When the universities reopened after a long disruption and chaos, madam got admission in the University of Sichuan where she studied English literature and subsequently worked as assistant lecturer in the same university. Madam’s ambition was to go to the west in search of freedom and knowledge. She passed an examination, which qualified her to study in the West.

 

         Dr Chang left China in 1978 for studies in Britain on a government scholarship. That was the beginning of her journey towards freedom. She studied linguistics in the University of York with a scholarship and she was the first person from the People’s Republic of China to be awarded PhD from a British University.

 

          Dr Chang gave lectures at the school of Oriental and African studies for some years. Now she concentrates on her writing work. She liked Britain for its freedom, diversity of culture, literature and Art and settled there but she feels that her heart is still in China.

 

       The University of Buckingham, York, Warwick, the British Open University and Bowdoui College, USA conferred honorary degrees on Dr Chang.

 

          Let me come to the Book WILD SWANS: Three Daughters of China. It is a family autobiography where madam brings out the female experiences of her grand mother, her mother and madam herself. It is a revelation panoramic picture of Chinese people during Mao’s rule. The book is an all-engrossing record of Mao’s impact on China.   She says that her grandmother was a great loving personality, her mother a beautiful, intelligent and practical person who could rise to any occasion. Madam herself is a strong willed person determined to achieve what she wanted even under adverse circumstances. To her freedom and knowledge were the two important goals and she successfully achieved them.

 

           Wild Swans was translated into several languages and 12 million copies of it were sold. The book is banned in China but pirated copies are available in China.

 

           Wild Swans was translated into Telugu under the title: Adavigaachina Vennela. Mr. Atluri Ashok is the person behind the project. The Center for Inquiry India published it. Dr Chang permitted the translation. Madam’s unique style and her amazing memory for details caught reader’s eye.   Her wonderful description of nature is a source of joy.   The Telugu translation received several favorable reviews.

 

              Wild Swans has won many awards for madam like NCR award of UK, UK writer’s guild Best non-fiction award, the book of the year award UK 1993.

 

          Dr Chang and Mr.
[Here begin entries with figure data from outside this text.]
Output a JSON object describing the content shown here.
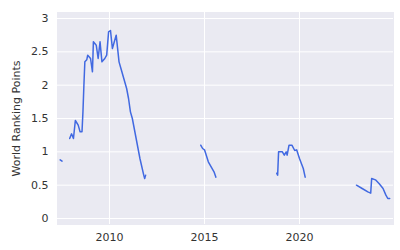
{
  "chart_data": {
    "type": "line",
    "y_label": "World Ranking Points",
    "x": [
      2007.4,
      2007.5,
      2007.7,
      2007.9,
      2008.0,
      2008.1,
      2008.2,
      2008.35,
      2008.45,
      2008.55,
      2008.6,
      2008.65,
      2008.7,
      2008.8,
      2008.85,
      2009.0,
      2009.1,
      2009.15,
      2009.3,
      2009.4,
      2009.5,
      2009.6,
      2009.75,
      2009.85,
      2009.95,
      2010.05,
      2010.15,
      2010.3,
      2010.35,
      2010.5,
      2010.6,
      2010.75,
      2010.9,
      2011.0,
      2011.1,
      2011.2,
      2011.4,
      2011.6,
      2011.8,
      2011.85,
      2011.9,
      2013.0,
      2014.8,
      2014.9,
      2015.0,
      2015.2,
      2015.5,
      2015.6,
      2017.0,
      2018.8,
      2018.85,
      2018.9,
      2019.1,
      2019.2,
      2019.3,
      2019.35,
      2019.45,
      2019.6,
      2019.75,
      2019.85,
      2020.0,
      2020.2,
      2020.3,
      2021.5,
      2023.0,
      2023.3,
      2023.6,
      2023.75,
      2023.8,
      2024.0,
      2024.2,
      2024.4,
      2024.55,
      2024.65,
      2024.75
    ],
    "series": [
      {
        "name": "World Ranking Points",
        "color": "#4169e1",
        "values": [
          0.88,
          0.86,
          null,
          1.2,
          1.27,
          1.2,
          1.47,
          1.4,
          1.3,
          1.3,
          1.6,
          2.0,
          2.35,
          2.38,
          2.45,
          2.4,
          2.2,
          2.65,
          2.6,
          2.4,
          2.65,
          2.35,
          2.4,
          2.45,
          2.8,
          2.82,
          2.55,
          2.7,
          2.75,
          2.35,
          2.25,
          2.1,
          1.95,
          1.8,
          1.6,
          1.5,
          1.2,
          0.9,
          0.65,
          0.6,
          0.65,
          null,
          1.1,
          1.05,
          1.03,
          0.85,
          0.7,
          0.62,
          null,
          0.68,
          0.65,
          1.0,
          1.0,
          0.95,
          1.0,
          0.95,
          1.1,
          1.1,
          1.02,
          1.03,
          0.9,
          0.75,
          0.62,
          null,
          0.5,
          0.45,
          0.4,
          0.38,
          0.6,
          0.58,
          0.52,
          0.45,
          0.35,
          0.3,
          0.3
        ]
      }
    ],
    "xlim": [
      2007.26,
      2024.95
    ],
    "xticks": [
      2010,
      2015,
      2020
    ],
    "ylim": [
      -0.09,
      3.09
    ],
    "yticks": [
      0,
      0.5,
      1,
      1.5,
      2,
      2.5,
      3
    ],
    "grid": true
  }
}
Halliday together wrote a voluminous book entitled Mao: The unknown story. It is a critical assessment of Mao. They pointed out that Mao was from a peasant family but was least concerned for the welfare of the peasants.. He was responsible for the famine in China. Millions of peasants died of hunger during that time. Mao got many of his political opponents arrested and murdered. Some of them were his friends. Thus, the book brought out the other side of the coin, the darker side of Mao’s life, which was not known to the rest of the world.

 

        Dr Chang is an authority on communism in China. She is a familiar figure on BBC with her talks. She travels extensively in the various countries. She visits her China with the permission of the Chinese authorities. It was there she carried on her research on Mao for her book.